For a full 25 minutes Mars completely shut the probe off from the light of the sun. Deprived of the energy it otherwise captures from two huge solar panels, it continued to speed along at 39,191 kilometers per hour functioning on battery power.
"It was the first time since its launch that Rosetta crossed an eclipse," Montagnon said. "We could not be 100 percent sure that the batteries would be up to the job. It was a fairly critical moment."
Because the spacecraft was on the far side of Mars, mission control were completely in the dark during the switchover from solar power. The probe was not designed to run on battery power, whose primary function was to add stability after takeoff.
"Clouds are visible"
Mars seen from afar
The billion-euro ($1.3 billion) Rosetta, launched in 2004 on a 10-year voyage of some seven billion kilometers, took a series of pictures as it passed Mars between 2 a.m. and 2:40 a.m. GMT, the agency (ESA) said in a statement.

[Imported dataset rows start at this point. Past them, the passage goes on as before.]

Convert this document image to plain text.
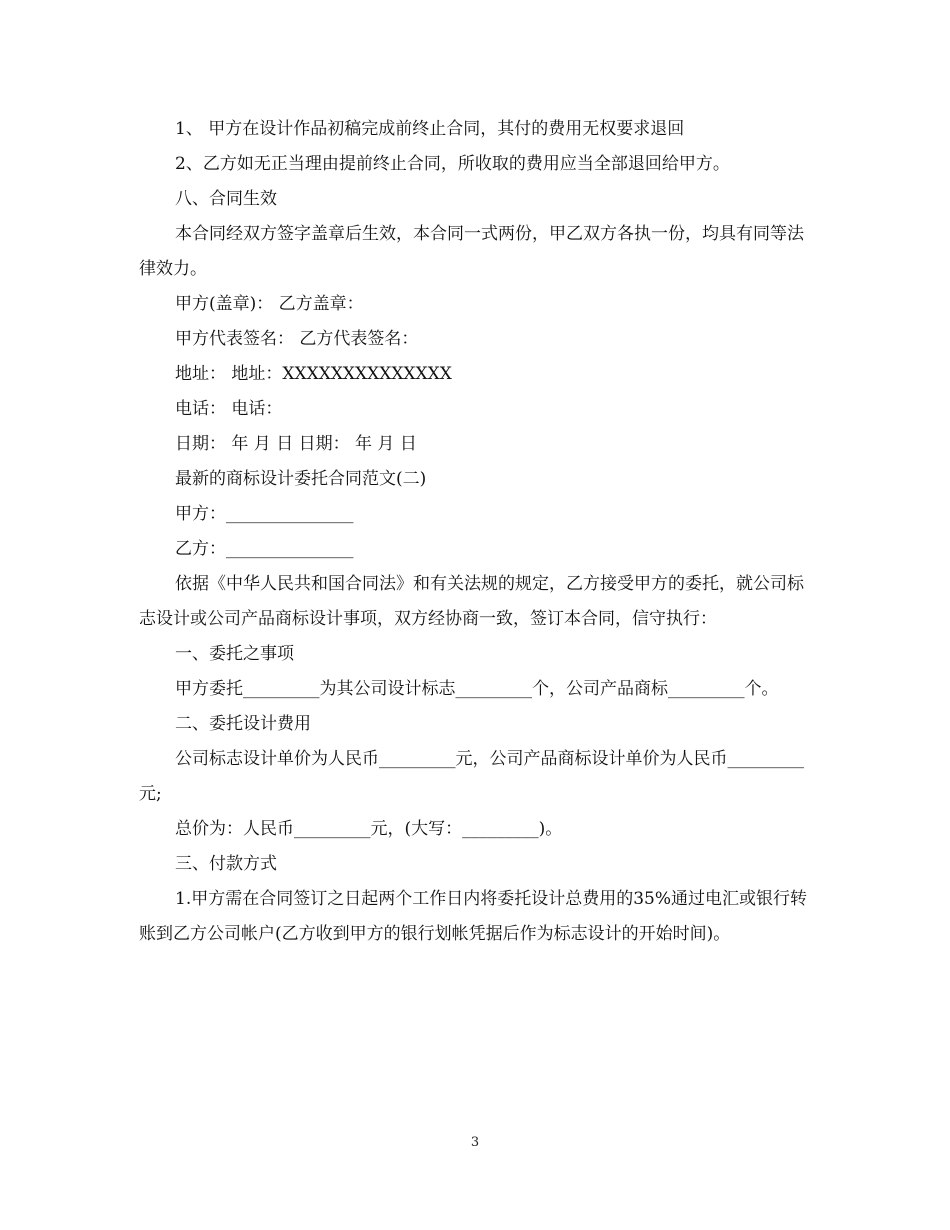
1、 甲方在设计作品初稿完成前终止合同，其付的费用无权要求退回

2、乙方如无正当理由提前终止合同，所收取的费用应当全部退回给甲方。

八、合同生效

本合同经双方签字盖章后生效，本合同一式两份，甲乙双方各执一份，均具有同等法律效力。

甲方(盖章)： 乙方盖章：

甲方代表签名： 乙方代表签名：

地址： 地址：XXXXXXXXXXXXXX

电话： 电话：

日期： 年 月 日 日期： 年 月 日

最新的商标设计委托合同范文(二)

甲方：_______________

乙方：_______________

依据《中华人民共和国合同法》和有关法规的规定，乙方接受甲方的委托，就公司标志设计或公司产品商标设计事项，双方经协商一致，签订本合同，信守执行：

一、委托之事项

甲方委托_________为其公司设计标志_________个，公司产品商标_________个。

二、委托设计费用

公司标志设计单价为人民币_________元，公司产品商标设计单价为人民币_________元;

总价为：人民币_________元，(大写：_________)。

三、付款方式

1.甲方需在合同签订之日起两个工作日内将委托设计总费用的35%通过电汇或银行转账到乙方公司帐户(乙方收到甲方的银行划帐凭据后作为标志设计的开始时间)。

3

"Clouds are visible at the north polar cap of Mars and at the morning 'limb' (the outermost edge of a celestial body)," ESA said. "A high altitude cloud is also visible."
Passing Mars, the craft "changed direction and then sped away from the red planet on a brand new path, continuing on a journey that will ultimately take it beyond Jupiter's orbit," the agency said.
More to come
ESA's head of missions Manfred Warhaut said the fly-past of Mars was the most delicate stage of the mission since its launch. Rosetta now heads for Earth, where it is due to arrive in
November for another dramatic fly-past. Rosetta is scheduled to hook up with Comet Churyumov-Gerasimenko in 2014 after a voyage of 7.1 billion kilometers.
"Today we have reached another milestone on the way to finding an answer to questions such as whether life on Earth began with the help of comets," the agency's director of science, David Southwood, was quoted as saying in an ESA statement. "This is only the beginning. The true excitement of targeting and releasing the lander on the comet's nucleus is yet to come."